# Magento Cart



## 90chevytruck (Aug 24, 2007)

Has anybody successfully opened up a site using Magento Shopping Cart?

I really like all of its features and is perfect for me.

I installed it and added some products, but I have no idea how to skin it.

If anybody can help me out please give some input.

Thanks.
Chris


----------



## rainbrunn5 (Oct 20, 2008)

haven't done any designs on magento yet, but this guide might help you.

Magento - Designer's Guide to Magento - Open Source eCommerce Evolved


----------



## pwapparel (Feb 16, 2007)

Magento is a completely different beast when it comes to OpenSource carts. There is so much that it can do, but it definitely has a HUGE learning curve.

It would probably be best to pay someone to design it for you.


----------



## lindsayanng (Oct 3, 2008)

magento is also not quite as stable as the other carts because its fairly new.. working with the design of any opensource cart isnt technically "skinning" because you actually alter the code and create your own look from scratch basically.. Its not like a wordpress blog where you just upload a folder and click APPLY THEME.. you have to create your own look.


----------



## MentinkiZM (Apr 16, 2008)

lindsayanng said:


> magento is also not quite as stable as the other carts because its fairly new.. working with the design of any opensource cart isnt technically "skinning" because you actually alter the code and create your own look from scratch basically.. Its not like a wordpress blog where you just upload a folder and click APPLY THEME.. you have to create your own look.
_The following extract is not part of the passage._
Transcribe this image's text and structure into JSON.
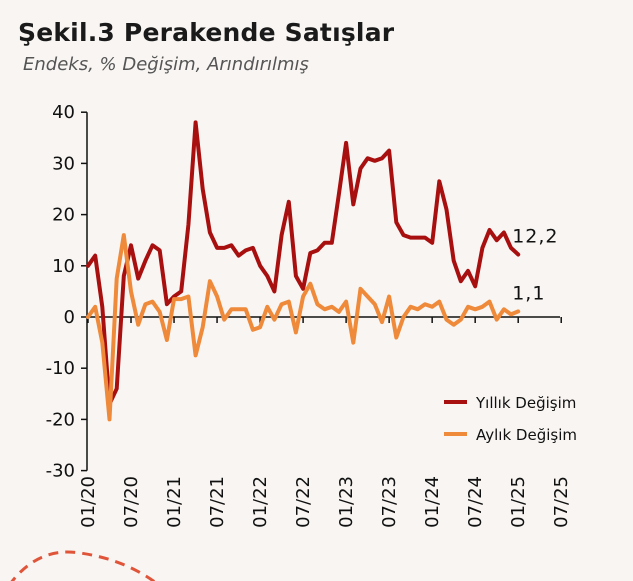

Actually most open source carts besides OSCommerce and a few others do offer a template system. Drupal, ZenCart, Cubecart, Mombo, all those opensource systems are either carts themselves or can have carts and they have a "drag and drop" skin/template system. Magento does have a skin system, but your right about having to still code. There skin system is unique and rather hard to use, but once you get it, it is very powerfull.



90chevytruck said:


> Has anybody successfully opened up a site using Magento Shopping Cart?
> 
> I really like all of its features and is perfect for me.
> 
> ...


I am about to release a website that my team designed in Magento. This will give you an idea of how you can use it and what can be done. If your looking for functions of the cart itself they do have TONS of addonds in their forums, most of which will have to be hard coded (editing the actual cart files) but once you do a few you will get it easy. The skin system is a bit overwhelming at first glance, but once you start getting it you will notice how easy it can be. I would be willing to help you with some small stuff like placement of a objects and things like that, but because we, like you, are new to magento because magento itself is rather new, we can only help with what we know so far as well. 

Dont give up. Once you get it, you got it. Read there doc's and the forums, those have been the best help for us.


----------



## 90chevytruck (Aug 24, 2007)

MentinkiZM said:


> Actually most open source carts besides OSCommerce and a few others do offer a template system. Drupal, ZenCart, Cubecart, Mombo, all those opensource systems are either carts themselves or can have carts and they have a "drag and drop" skin/template system. Magento does have a skin system, but your right about having to still code. There skin system is unique and rather hard to use, but once you get it, it is very powerfull.
> 
> 
> 
> ...


Thanks alot. But the thing is I have minimal amount of web design and coding experience.


----------



## MentinkiZM (Apr 16, 2008)

Well, Magento's website has some skinns you can download for free and it pretty much installs for you and you can just select it. Change the header image and your good to go. It will give you a shop while you read up a bit on skinning it.


----------



## utemtu (Mar 3, 2008)

I also use magento @ [my site]

The site took many many hours to create, and we oursourced some of the technical coding work. That said, if you have the time to invest, you can create a GREAT site with Magento, however the learning curve is very steep.

If you love the functions of Magento you can either download one of the many different themes in the community area (some free, some charged) and modify from there, or you can pay someone to create a theme for you.

hope this helps


----------



## cookiesa (Feb 27, 2008)

Magento is definately not the most stable, and as it is still in the development stages there can be some painful learning curves.

Another issue is covered above a bit, in that you need to "hard code" things, problem is once you do that upgrading becomes very painful. (eg to a later version with security patches or new features) Although Magento is a little better than osc or zen for this (It has it's own way of adding features, unfortunately they can also crash the store!) It can also be very slow and is not as tolerant of older servers etc.

Another option is virtuecart which requires joomla or mambo, both seem quite good.


----------



## Rodney (Nov 3, 2004)

90chevytruck said:


> Thanks alot. But the thing is I have minimal amount of web design and coding experience.


Magento is probably not the cart you want to use if that's the case. You may want to try a site that doesn't require any coding for you to start selling like bigcartel.com or shopify.


----------